The British Pharmaceutical Students’ Association (BPSA) said that, while it supports the decision to hold a registration assessment sitting in March 2021, provisional registrants who choose to sit in March should not be removed from the provisional register if they fail the assessment.

“Sitting an assessment under such tough conditions and in a new environment and setting is certain to lead to competent pharmacists falling below the required standard on the day,” it said.

The BPSA also called for the provisional register to be extended past July 2021, and to continue for at least six months “post-pandemic” to “ensure each candidate can have adequate preparation time without the current additional pressures”.

On 8 January 2020, the Royal Pharmaceutical Society (RPS) said that it believes the March assessment should take place, but with flexibility for candidates to choose to sit the examination remotely, outside of a physical assessment centre, if they prefer.

The RPS went on to say that the regulator should “urgently consider additional routes to full registration” for provisionally registered pharmacists who have spent several months working in positions of professional responsibility.
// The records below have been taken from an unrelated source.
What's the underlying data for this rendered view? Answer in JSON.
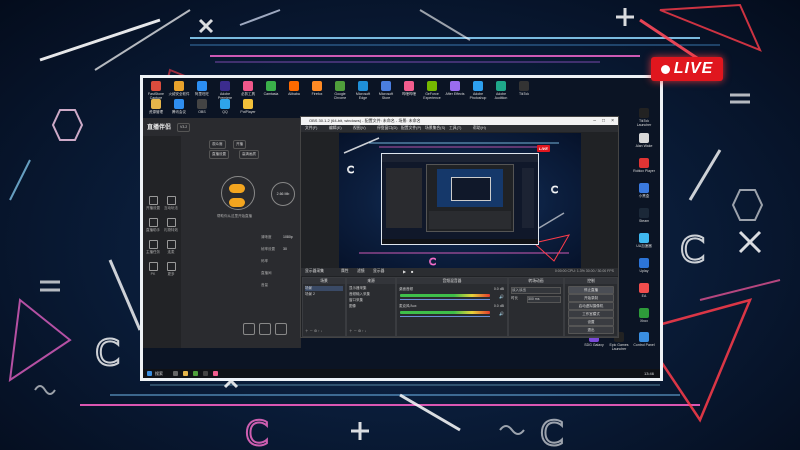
{
  "overlay": {
    "live_label": "LIVE"
  },
  "desktop": {
    "top_icons": [
      {
        "label": "FastStone Capture",
        "color": "#d94c3d"
      },
      {
        "label": "火绒安全软件",
        "color": "#e8a22c"
      },
      {
        "label": "阿里旺旺",
        "color": "#2c8ef2"
      },
      {
        "label": "Adobe Premiere",
        "color": "#3b2c8e"
      },
      {
        "label": "必剪工具",
        "color": "#f1588b"
      },
      {
        "label": "Camtasia",
        "color": "#3bb04a"
      },
      {
        "label": "Alibaba",
        "color": "#ff6a00"
      },
      {
        "label": "Firefox",
        "color": "#ff8a24"
      },
      {
        "label": "Google Chrome",
        "color": "#4f9f3b"
      },
      {
        "label": "Microsoft Edge",
        "color": "#1f8fd8"
      },
      {
        "label": "Microsoft Store",
        "color": "#4a7ee0"
      },
      {
        "label": "哔哩哔哩",
        "color": "#f25d8e"
      },
      {
        "label": "GeForce Experience",
        "color": "#76b900"
      },
      {
        "label": "After Effects",
        "color": "#9a6cf0"
      },
      {
        "label": "Adobe Photoshop",
        "color": "#2da0f0"
      },
      {
        "label": "Adobe Audition",
        "color": "#1fa88a"
      },
      {
        "label": "TikTok",
        "color": "#333333"
      }
    ],
    "second_row_icons": [
      {
        "label": "资源管理",
        "color": "#e6b64a"
      },
      {
        "label": "腾讯会议",
        "color": "#2f8ef0"
      },
      {
        "label": "OBS",
        "color": "#444444"
      },
      {
        "label": "QQ",
        "color": "#2ea4ea"
      },
      {
        "label": "PotPlayer",
        "color": "#f3c13a"
      }
    ],
    "right_icons": [
      {
        "label": "TikTok Launcher",
        "color": "#222222"
      },
      {
        "label": "Alan Wake",
        "color": "#d8d8d8"
      },
      {
        "label": "Roblox Player",
        "color": "#e03434"
      },
      {
        "label": "小黑盒",
        "color": "#3a7ae0"
      },
      {
        "label": "Steam",
        "color": "#1b2838"
      },
      {
        "label": "UU加速器",
        "color": "#3fb8f0"
      },
      {
        "label": "Uplay",
        "color": "#2c74d8"
      },
      {
        "label": "EA",
        "color": "#f04d4d"
      },
      {
        "label": "Xbox",
        "color": "#2e9b3a"
      }
    ],
    "bottom_right_icons": [
      {
        "label": "SDG Galaxy",
        "color": "#7a4ad8"
      },
      {
        "label": "Epic Games Launcher",
        "color": "#222222"
      },
      {
        "label": "Control Panel",
        "color": "#3a8ee0"
      }
    ],
    "bottom_left_icons": [
      {
        "label": "开始Copy.exe",
        "color": "#d33"
      },
      {
        "label": "ATM 加速器",
        "color": "#444"
      },
      {
        "label": "腾讯 2024",
        "color": "#2c8ef2"
      },
      {
        "label": "Razer",
        "color": "#3dd13d"
      },
      {
        "label": "回收站",
        "color": "#8aa6c8"
      },
      {
        "label": "设置",
        "color": "#6a6a6a"
      },
      {
        "label": "Win11 开始",
        "color": "#2f7ae0"
      }
    ]
  },
  "helper_app": {
    "title": "直播伴侣",
    "version_tag": "V3.2",
    "sidebar": [
      "开播设置",
      "互动玩法",
      "直播助手",
      "礼物特效",
      "主播任务",
      "连麦",
      "PK",
      "更多"
    ],
    "tags": [
      "观众席",
      "开播",
      "直播设置",
      "高清画质"
    ],
    "center_caption": "帮助你从这里开始直播",
    "labels": [
      "清晰度",
      "帧率设置",
      "码率",
      "直播间",
      "音量"
    ],
    "badge_text": "2.66 Mb",
    "values": [
      "1080p",
      "30"
    ]
  },
  "obs": {
    "title": "OBS 30.1.2 (64-bit, windows) - 配置文件: 未命名 - 场景: 未命名",
    "menu": [
      "文件(F)",
      "编辑(E)",
      "视图(V)",
      "停靠窗口(D)",
      "配置文件(P)",
      "场景集合(S)",
      "工具(T)",
      "帮助(H)"
    ],
    "preview_live": "LIVE",
    "toolbar_label": "显示器采集",
    "toolbar_props": "属性",
    "toolbar_filters": "滤镜",
    "toolbar_display": "显示器",
    "docks": {
      "scenes": {
        "title": "场景",
        "items": [
          "场景",
          "场景 2"
        ]
      },
      "sources": {
        "title": "来源",
        "items": [
          "显示器采集",
          "音频输入采集",
          "窗口采集",
          "图像"
        ]
      },
      "mixer": {
        "title": "音频混音器",
        "tracks": [
          {
            "name": "桌面音频",
            "db": "0.0 dB"
          },
          {
            "name": "麦克风/Aux",
            "db": "0.0 dB"
          }
        ]
      },
      "transitions": {
        "title": "转场动画",
        "type": "淡入淡出",
        "duration_label": "时长",
        "duration": "300 ms"
      },
      "controls": {
        "title": "控制",
        "buttons": [
          "停止直播",
          "开始录制",
          "启动虚拟摄像机",
          "工作室模式",
          "设置",
          "退出"
        ]
      }
    },
    "status": "0:00:00  CPU: 1.3%  30.00 / 30.00 FPS"
  },
  "taskbar": {
    "time": "13:46",
    "search": "搜索"
  }
}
It added that current circumstances “warrant the GPhC requesting an extraordinary change to the law to allow this to happen”.
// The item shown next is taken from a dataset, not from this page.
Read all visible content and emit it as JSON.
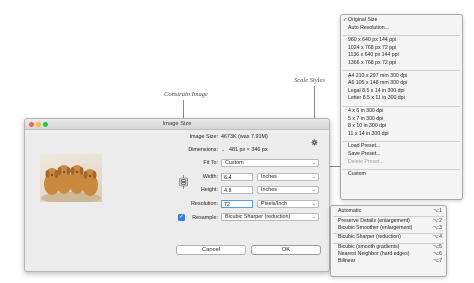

The Society added that it had heard from provisional registrants who had been unable to take annual or study leave, and others who have additional caring responsibilities that has “left them unable to prepare for the examination”.

Citation: The Pharmaceutical Journal DOI: 10.1211/PJ.2021.20208733

Readers' comments (1)

  • I feel it is ridiculous to expect provisionally registered pharmacists to travel to examination centres putting themselves and others at risk. We are being encouraged to stay local to avoid the spread of disease. The fact that we are medically trained makes it a joke if we are ignoring this very important advice from the chief medical officer and our government. I registered as a pharmacist before the pre-reg exam existed. I am not suggesting that it be abolished but I think this year could be an exception just like GCSEs and A levels. We should revert back to the old system where tutors advised if you were fit to practice and hence register. Surely this would be a sensible decision as many of them have been practising as pharmacists anyway.